Faire Arbeitsbedingungen dürfen nicht an Grenzen haltmachen

Andrea Asch zur Klage gegen Kik in Dortmund und ihre Informationsreise nach Bangladesch

Bei dem Feuer in der Fabrik "Ali Enterprises” in Pakistan starben 2012 auch deshalb so viele Menschen, weil Fenster vergittert und einige Notausgänge verschlossen waren. Der Textildiscounter „KiK“ mit Sitz in Bönen im Kreis Unna bezog 70 Prozent der Waren, die in der Unglücksfabrik hergestellt wurden. Auf Druck der Öffentlichkeit zahlte „KiK“ eine Millionen Dollar Entschädigung. Doch das ist angesichts der verheerenden Folgen völlig unzureichend. Die Kläger*innen – drei verloren Kinder bei dem Brand, einer von ihnen leidet weiter unter den gesundheitlichen Folgen – wollen Gerechtigkeit. Sie fordern, dass Unternehmen auch für die Arbeitsbedingungen in ihren Tochter- und Zulieferbetrieben im Ausland haften müssen.
Das Landgericht hat bereits Prozesskostenhilfe gewährt. Zudem hat die 7. Zivilkammer veranlasst, dass ein schriftliches Rechtsgutachten zum pakistanischen Recht eingeholt wird. Es soll klären, ob und unter welchen Anspruchsvoraussetzungen eine Haftung gegeben sein könnte und welche Partei die Anspruchsvoraussetzungen darzulegen und zu beweisen hat.
Dieser Prozess ist ein Novum in der deutschen Justizgeschichte. Er hat große Bedeutung für den Umgang mit Menschenrechtsverletzungen, die durch deutsche Unternehmen verursacht werden. Und es ist gut, dass die Öffentlichkeit sich mit den Produktionsbedingungen im Ausland und der Situation der Arbeiter*innen beschäftigt. Der Fall zeigt: Unsere Konsumentscheidungen beeinflussen das Leben anderer Menschen.

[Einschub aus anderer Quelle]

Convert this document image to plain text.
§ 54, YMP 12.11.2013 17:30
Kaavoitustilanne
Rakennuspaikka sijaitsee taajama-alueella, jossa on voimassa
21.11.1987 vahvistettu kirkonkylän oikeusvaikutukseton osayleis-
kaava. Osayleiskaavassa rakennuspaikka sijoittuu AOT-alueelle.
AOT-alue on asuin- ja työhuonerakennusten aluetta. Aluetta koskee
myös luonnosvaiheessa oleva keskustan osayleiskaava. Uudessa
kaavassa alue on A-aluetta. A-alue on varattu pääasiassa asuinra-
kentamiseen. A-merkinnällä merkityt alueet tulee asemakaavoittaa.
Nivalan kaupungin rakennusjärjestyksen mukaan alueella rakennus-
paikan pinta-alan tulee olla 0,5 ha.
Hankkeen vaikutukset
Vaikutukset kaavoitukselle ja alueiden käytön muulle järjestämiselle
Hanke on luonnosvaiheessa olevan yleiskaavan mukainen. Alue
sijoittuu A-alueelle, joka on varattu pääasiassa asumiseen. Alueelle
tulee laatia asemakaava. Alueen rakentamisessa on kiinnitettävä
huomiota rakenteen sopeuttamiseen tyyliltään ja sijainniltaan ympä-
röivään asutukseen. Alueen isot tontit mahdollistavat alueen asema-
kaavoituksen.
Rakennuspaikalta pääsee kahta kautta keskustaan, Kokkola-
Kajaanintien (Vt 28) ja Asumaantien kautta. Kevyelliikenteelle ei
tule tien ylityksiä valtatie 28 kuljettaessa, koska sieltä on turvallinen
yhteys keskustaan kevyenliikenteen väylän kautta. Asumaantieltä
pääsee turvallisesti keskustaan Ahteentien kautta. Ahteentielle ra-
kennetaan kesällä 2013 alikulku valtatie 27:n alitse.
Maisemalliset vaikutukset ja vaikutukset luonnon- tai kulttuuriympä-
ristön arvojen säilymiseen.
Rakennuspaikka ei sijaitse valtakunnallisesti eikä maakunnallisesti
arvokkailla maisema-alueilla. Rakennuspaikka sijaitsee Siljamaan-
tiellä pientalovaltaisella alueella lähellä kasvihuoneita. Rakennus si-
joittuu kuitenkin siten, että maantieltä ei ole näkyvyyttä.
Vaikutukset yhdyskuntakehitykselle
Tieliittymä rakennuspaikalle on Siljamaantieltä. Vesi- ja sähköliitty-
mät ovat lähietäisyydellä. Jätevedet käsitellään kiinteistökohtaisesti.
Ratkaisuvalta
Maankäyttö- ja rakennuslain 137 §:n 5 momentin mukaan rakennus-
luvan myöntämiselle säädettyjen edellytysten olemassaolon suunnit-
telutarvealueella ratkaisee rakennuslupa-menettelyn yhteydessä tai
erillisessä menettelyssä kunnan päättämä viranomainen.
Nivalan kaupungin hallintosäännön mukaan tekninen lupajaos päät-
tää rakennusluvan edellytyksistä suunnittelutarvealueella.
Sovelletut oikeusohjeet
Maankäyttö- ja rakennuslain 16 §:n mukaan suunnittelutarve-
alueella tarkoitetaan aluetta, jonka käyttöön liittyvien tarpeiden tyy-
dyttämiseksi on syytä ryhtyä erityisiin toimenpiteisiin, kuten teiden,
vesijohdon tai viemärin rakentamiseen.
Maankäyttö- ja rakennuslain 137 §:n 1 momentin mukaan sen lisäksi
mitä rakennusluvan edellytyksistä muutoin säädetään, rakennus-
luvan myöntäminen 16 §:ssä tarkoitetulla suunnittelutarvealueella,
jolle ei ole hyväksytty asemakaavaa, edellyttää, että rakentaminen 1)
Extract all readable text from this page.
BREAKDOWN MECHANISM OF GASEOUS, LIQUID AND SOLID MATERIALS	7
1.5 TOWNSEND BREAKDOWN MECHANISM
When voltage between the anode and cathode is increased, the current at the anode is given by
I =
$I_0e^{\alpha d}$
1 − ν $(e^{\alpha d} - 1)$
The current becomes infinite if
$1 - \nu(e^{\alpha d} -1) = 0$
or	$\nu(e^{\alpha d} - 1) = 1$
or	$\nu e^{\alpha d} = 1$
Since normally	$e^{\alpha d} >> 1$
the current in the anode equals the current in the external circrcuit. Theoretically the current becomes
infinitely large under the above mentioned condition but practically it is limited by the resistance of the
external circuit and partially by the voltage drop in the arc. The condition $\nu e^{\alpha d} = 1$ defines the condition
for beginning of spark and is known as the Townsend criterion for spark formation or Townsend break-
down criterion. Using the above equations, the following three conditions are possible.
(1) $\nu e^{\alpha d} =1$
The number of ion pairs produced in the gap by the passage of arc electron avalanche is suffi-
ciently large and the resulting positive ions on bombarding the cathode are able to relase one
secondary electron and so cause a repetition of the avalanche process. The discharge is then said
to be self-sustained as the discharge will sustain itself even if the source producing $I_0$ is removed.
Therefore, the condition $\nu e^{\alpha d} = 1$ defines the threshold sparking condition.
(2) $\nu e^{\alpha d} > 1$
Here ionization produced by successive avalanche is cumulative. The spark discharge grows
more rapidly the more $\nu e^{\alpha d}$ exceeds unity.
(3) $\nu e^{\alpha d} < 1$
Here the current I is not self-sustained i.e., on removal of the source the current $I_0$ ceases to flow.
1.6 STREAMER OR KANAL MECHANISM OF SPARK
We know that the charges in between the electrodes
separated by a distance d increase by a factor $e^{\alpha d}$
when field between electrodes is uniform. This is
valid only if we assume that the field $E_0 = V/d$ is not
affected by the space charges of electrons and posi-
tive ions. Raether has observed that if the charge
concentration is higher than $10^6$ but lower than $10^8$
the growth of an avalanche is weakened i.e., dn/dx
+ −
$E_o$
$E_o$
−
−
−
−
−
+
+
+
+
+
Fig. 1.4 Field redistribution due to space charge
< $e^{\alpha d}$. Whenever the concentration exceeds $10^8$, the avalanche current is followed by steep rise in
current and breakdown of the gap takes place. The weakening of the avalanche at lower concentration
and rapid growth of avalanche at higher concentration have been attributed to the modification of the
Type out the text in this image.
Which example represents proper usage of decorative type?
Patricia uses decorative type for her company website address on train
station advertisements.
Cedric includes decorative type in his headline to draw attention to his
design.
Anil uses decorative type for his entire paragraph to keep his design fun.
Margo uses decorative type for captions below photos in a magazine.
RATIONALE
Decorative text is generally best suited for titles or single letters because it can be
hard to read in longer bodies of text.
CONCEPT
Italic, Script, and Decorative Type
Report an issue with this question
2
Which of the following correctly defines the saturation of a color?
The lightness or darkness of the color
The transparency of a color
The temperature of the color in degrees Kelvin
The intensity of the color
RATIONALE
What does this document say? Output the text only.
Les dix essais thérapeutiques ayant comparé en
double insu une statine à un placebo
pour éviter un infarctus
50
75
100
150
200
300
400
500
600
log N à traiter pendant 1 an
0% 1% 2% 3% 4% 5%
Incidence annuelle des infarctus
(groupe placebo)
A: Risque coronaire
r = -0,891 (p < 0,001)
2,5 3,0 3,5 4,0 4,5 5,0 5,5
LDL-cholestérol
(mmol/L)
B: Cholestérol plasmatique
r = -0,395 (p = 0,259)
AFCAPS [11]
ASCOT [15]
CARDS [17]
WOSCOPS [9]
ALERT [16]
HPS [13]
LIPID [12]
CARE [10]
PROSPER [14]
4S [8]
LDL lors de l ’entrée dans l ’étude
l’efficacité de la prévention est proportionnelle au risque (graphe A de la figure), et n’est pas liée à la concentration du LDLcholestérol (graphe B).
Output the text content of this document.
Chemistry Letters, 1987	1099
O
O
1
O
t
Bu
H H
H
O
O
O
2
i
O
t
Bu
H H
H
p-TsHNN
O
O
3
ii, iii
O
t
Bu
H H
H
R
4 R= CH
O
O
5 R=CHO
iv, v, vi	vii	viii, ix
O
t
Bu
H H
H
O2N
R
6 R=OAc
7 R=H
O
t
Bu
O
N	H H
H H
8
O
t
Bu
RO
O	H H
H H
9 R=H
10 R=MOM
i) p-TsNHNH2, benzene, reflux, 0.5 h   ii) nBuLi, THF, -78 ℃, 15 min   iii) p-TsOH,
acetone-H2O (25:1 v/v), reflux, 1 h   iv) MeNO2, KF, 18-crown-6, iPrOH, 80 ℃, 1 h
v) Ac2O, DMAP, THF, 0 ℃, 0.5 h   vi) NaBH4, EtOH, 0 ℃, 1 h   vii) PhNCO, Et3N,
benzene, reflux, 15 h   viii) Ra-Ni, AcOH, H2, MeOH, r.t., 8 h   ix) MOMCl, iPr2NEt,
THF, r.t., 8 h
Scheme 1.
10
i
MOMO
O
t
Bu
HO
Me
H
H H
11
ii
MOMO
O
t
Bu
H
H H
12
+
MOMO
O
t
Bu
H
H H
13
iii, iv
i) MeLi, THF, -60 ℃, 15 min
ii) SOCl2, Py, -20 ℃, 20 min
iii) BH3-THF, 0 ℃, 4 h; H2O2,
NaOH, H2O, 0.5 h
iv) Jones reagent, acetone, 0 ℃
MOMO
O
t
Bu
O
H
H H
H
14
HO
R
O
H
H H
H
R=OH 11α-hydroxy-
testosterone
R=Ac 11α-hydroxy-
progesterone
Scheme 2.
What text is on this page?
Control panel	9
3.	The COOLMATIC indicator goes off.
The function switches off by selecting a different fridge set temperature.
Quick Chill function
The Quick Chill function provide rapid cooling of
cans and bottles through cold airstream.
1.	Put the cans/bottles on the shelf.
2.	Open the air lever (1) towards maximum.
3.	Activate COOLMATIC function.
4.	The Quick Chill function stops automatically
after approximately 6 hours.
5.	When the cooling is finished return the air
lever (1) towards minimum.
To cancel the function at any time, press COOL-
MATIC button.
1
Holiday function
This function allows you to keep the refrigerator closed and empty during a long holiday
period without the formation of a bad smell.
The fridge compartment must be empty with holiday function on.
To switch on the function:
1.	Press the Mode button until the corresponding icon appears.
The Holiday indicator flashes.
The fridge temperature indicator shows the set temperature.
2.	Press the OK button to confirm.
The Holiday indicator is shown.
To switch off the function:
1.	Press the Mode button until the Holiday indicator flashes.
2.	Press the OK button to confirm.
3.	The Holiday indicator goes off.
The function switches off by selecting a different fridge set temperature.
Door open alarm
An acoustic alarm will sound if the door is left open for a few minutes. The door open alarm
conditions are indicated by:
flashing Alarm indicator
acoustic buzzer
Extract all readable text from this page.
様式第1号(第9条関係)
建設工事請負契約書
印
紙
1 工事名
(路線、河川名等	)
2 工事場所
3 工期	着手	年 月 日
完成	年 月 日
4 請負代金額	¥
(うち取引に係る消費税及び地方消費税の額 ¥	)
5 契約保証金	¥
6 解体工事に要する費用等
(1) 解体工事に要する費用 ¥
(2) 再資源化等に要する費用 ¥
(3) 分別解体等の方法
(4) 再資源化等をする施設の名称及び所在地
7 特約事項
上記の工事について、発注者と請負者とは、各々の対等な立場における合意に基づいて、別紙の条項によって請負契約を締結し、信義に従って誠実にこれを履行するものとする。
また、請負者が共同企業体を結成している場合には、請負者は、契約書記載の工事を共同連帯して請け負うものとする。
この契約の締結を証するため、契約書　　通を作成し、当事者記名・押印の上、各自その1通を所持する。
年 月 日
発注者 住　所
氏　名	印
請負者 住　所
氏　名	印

Nur ein Jahr nach der Katastrophe in Karatschi brannte die Fabrik „Rana Plaza“ in Bangladesch und 1000 Menschen starben, weitere 2000 wurden schwer verletzt. „KiK“ bezog auch aus dieser Fabrik Ware. Die Arbeitsbedingungen in Textilfabriken in Asien sind oftmals menschenunwürdig. In diesem Industriesegment werden grundlegende Arbeitnehmerrechte verletzt. Die Beschäftigten werden oft gezwungen, bis zu 16 Stunden an sieben Tagen in der Woche zu arbeiten. Dafür bekommen sie ohne Überstunden umgerechnet etwa 30 Euro im Monat. Insbesondere Frauen, die zwischen 75 und 90 Prozent der Belegschaft ausmachen, werden ausgebeutet und dazu von ihren männlichen Vorgesetzen oft schikaniert, diskriminiert und sogar sexuell belästigt.
Um vor Ort noch mehr über die Sozial- und Arbeitsstandards zu erfahren, reise ich nach Bangladesch. Auf dem Programm unserer Delegation aus Politik, Gesellschaft und Wissenschaft stehen neben Besuchen in Textilfabriken auch Gespräche mit Politiker*innen und Vertreter*innen von NGOs. Organisiert wird die Dialogreise von Newtrade NRW. Wir haben das Projektbüro in NRW eingerichtet, um die Umsetzung fairer Beschaffung in öffentlichen Vergabestellen zu begleiten und zu unterstützen.
Denn in NRW haben wir mit dem Tariftreue- und Vergabegesetz die Einhaltung der Kernarbeitsnormen der Internationalen Arbeitsorganisation (ILO) zur Bedingung für die Erteilung öffentlicher Aufträge gemacht. Wir nehmen damit unsere Verantwortung wahr, Menschenrechte zu schützen und zu achten – über die europäischen Grenzen hinaus.
Die Bundesregierung hingegen hat ein Jahr nach der Katastrophe von „Rana Plaza“ im UN-Menschenrechtsrat gegen eine Resolution gestimmt, die die Erarbeitung eines verbindlichen Instruments forderte, um die Aktivitäten von transnationalen Unternehmen zu regulieren. Die Bundesregierung hat ihren Nationalen Aktionsplan für Wirtschaft und Menschenrechte noch immer nicht vorgelegt. Sie drückt sich davor, verbindliche Regeln zu formulieren, die Menschenrechtsverstöße verbieten und sanktionieren. Auch aus diesem Grund ist das Gerichtverfahren in Dortmund sehr wichtig, um ein Zeichen zum Schutz von Arbeitnehmerrechten in anderen Ländern zu setzen.